Fernando Facury Scaff[6], em artigo incontornável para a qualquer estudo do tema, conclui, no que interessa a este breve ensaio, que: i) há exceção ao direito constitucional à verdade no acesso às informações públicas, sendo imperiosa a não utilização indiscriminada, e somente em casos excepcionais e de maneira restritiva; e, ii) que as Cortes de Contas, ao analisarem e constatarem que o gasto não se enquadra nas excepcionais hipóteses, devem promover a reclassificação da despesa.

Em suma, as duas parcelas de R$ 500,00 (quinhentos reais) financiadas pelo chefe do executivo municipal paulistano poderiam, em tese, ter sido arcadas pelo contribuinte, ainda mais se considerando que os benefícios morais e econômicos potenciais oriundos dos gastos serão, espera-se, exponencialmente maiores.


[1] SCAFF, Fernando Facury.
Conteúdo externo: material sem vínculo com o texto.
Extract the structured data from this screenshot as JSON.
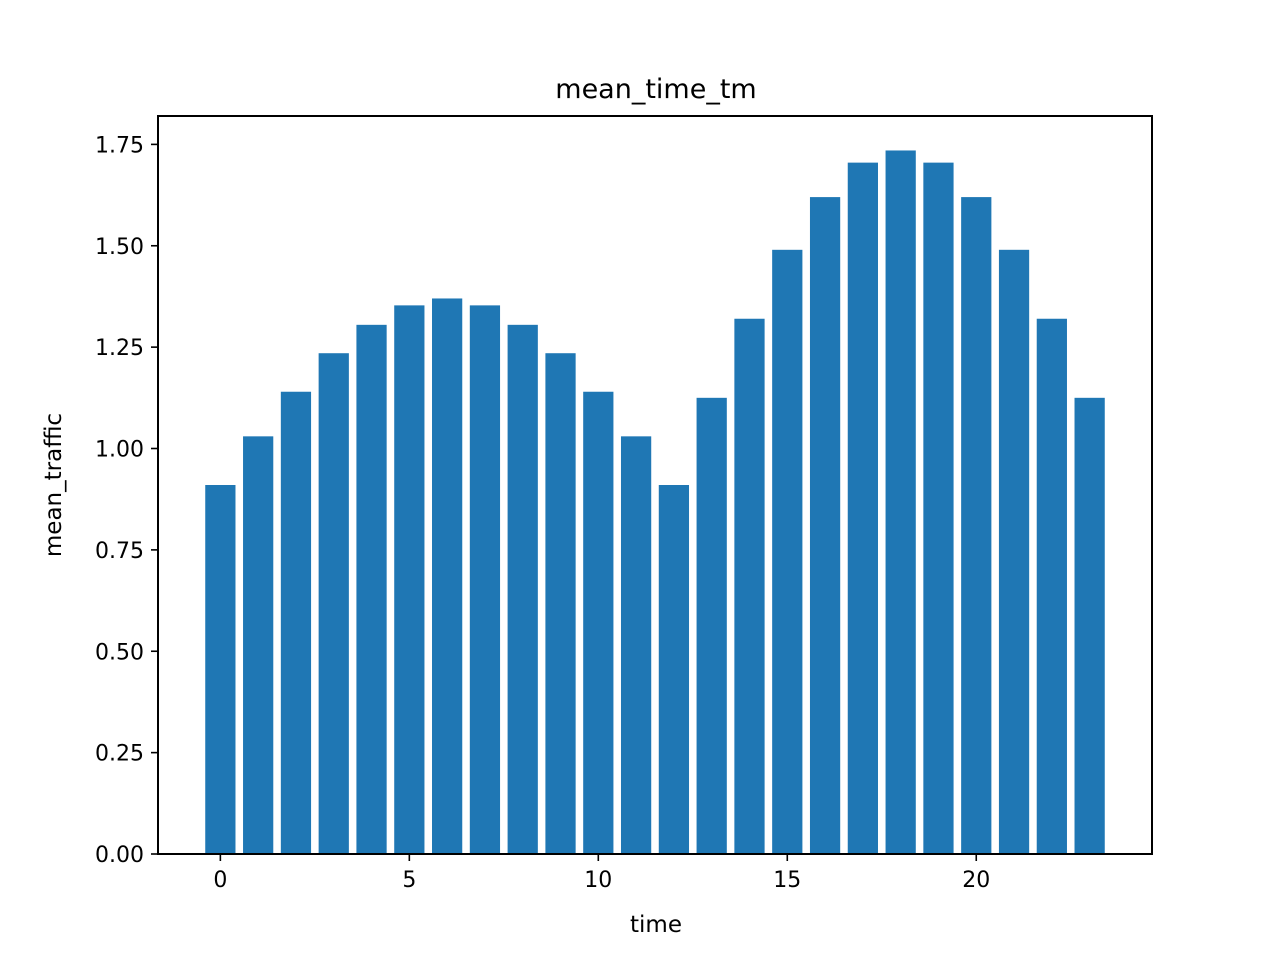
{
  "chart_data": {
    "type": "bar",
    "title": "mean_time_tm",
    "xlabel": "time",
    "ylabel": "mean_traffic",
    "categories": [
      0,
      1,
      2,
      3,
      4,
      5,
      6,
      7,
      8,
      9,
      10,
      11,
      12,
      13,
      14,
      15,
      16,
      17,
      18,
      19,
      20,
      21,
      22,
      23
    ],
    "values": [
      0.91,
      1.03,
      1.14,
      1.235,
      1.305,
      1.353,
      1.37,
      1.353,
      1.305,
      1.235,
      1.14,
      1.03,
      0.91,
      1.125,
      1.32,
      1.49,
      1.62,
      1.705,
      1.735,
      1.705,
      1.62,
      1.49,
      1.32,
      1.125
    ],
    "xlim": [
      -1.65,
      24.65
    ],
    "ylim": [
      0,
      1.82
    ],
    "x_ticks": [
      0,
      5,
      10,
      15,
      20
    ],
    "x_tick_labels": [
      "0",
      "5",
      "10",
      "15",
      "20"
    ],
    "y_ticks": [
      0,
      0.25,
      0.5,
      0.75,
      1.0,
      1.25,
      1.5,
      1.75
    ],
    "y_tick_labels": [
      "0.00",
      "0.25",
      "0.50",
      "0.75",
      "1.00",
      "1.25",
      "1.50",
      "1.75"
    ],
    "bar_color": "#1f77b4",
    "grid": false,
    "legend": "none"
  }
}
Direitos fundamentais e orçamento: despesas sigilosas e o direito à verdade. In: CONTI, José Maurício. SCAFF, Fernando Facury, Orçamentos Públicos e Direito Financeiro. São Paulo: Revista dos Tribunais, 2011, p.217.

[2] OLIVEIRA, Régis Fernandes de. Curso de Direito Financeiro. 5 ed. São Paulo: Revista dos Tribunais, 2013, p. 475.

[3] “§ 3o  Alternativamente aos prazos previstos no § 1o, poderá ser estabelecida como termo final de restrição de acesso a ocorrência de determinado evento, desde que este ocorra antes do transcurso do prazo máximo de classificação”.

[4] No âmbito federal, por exemplo, o art. 92, da Lei n° 8.443/92, Lei Orgânica do TCU, dispõe: “Os atos relativos a despesa de natureza reservada serão, com esse caráter, examinados pelo Tribunal, que poderá, à vista das demonstrações recebidas, ordenar a verificação in loco dos correspondentes comprobatórios, na forma estabelecida no Regimento Interno. Os atos relativos a despesa de natureza reservada serão, com esse caráter, examinados pelo Tribunal, que poderá, à vista das demonstrações recebidas, ordenar a verificação in loco dos correspondentes comprobatórios, na forma estabelecida no Regimento Interno.”

[5] A título de exemplo, a Lei de Acesso de Informação, e posteriores decretos regulamentadores, discriminam os procedimentos e competências para classificação das informações, e determina que somente Presidente da República, Vice-Presidente da República, Ministros de Estado, autoridades com as mesmas prerrogativas destes, Comandantes da Marinha, do Exército e da Aeronáutica e Chefes de Missões Diplomáticas e Consulares permanentes no exterior podem classificar qualquer informação com ultrassecreta.

[6] SCAFF, Fernando Facury. Direitos fundamentais e orçamento: despesas sigilosas e o direito à verdade. In: CONTI, José Maurício. SCAFF, Fernando Facury, Orçamentos Públicos e Direito Financeiro. São Paulo: Revista dos Tribunais, 2011, pp. 230-231.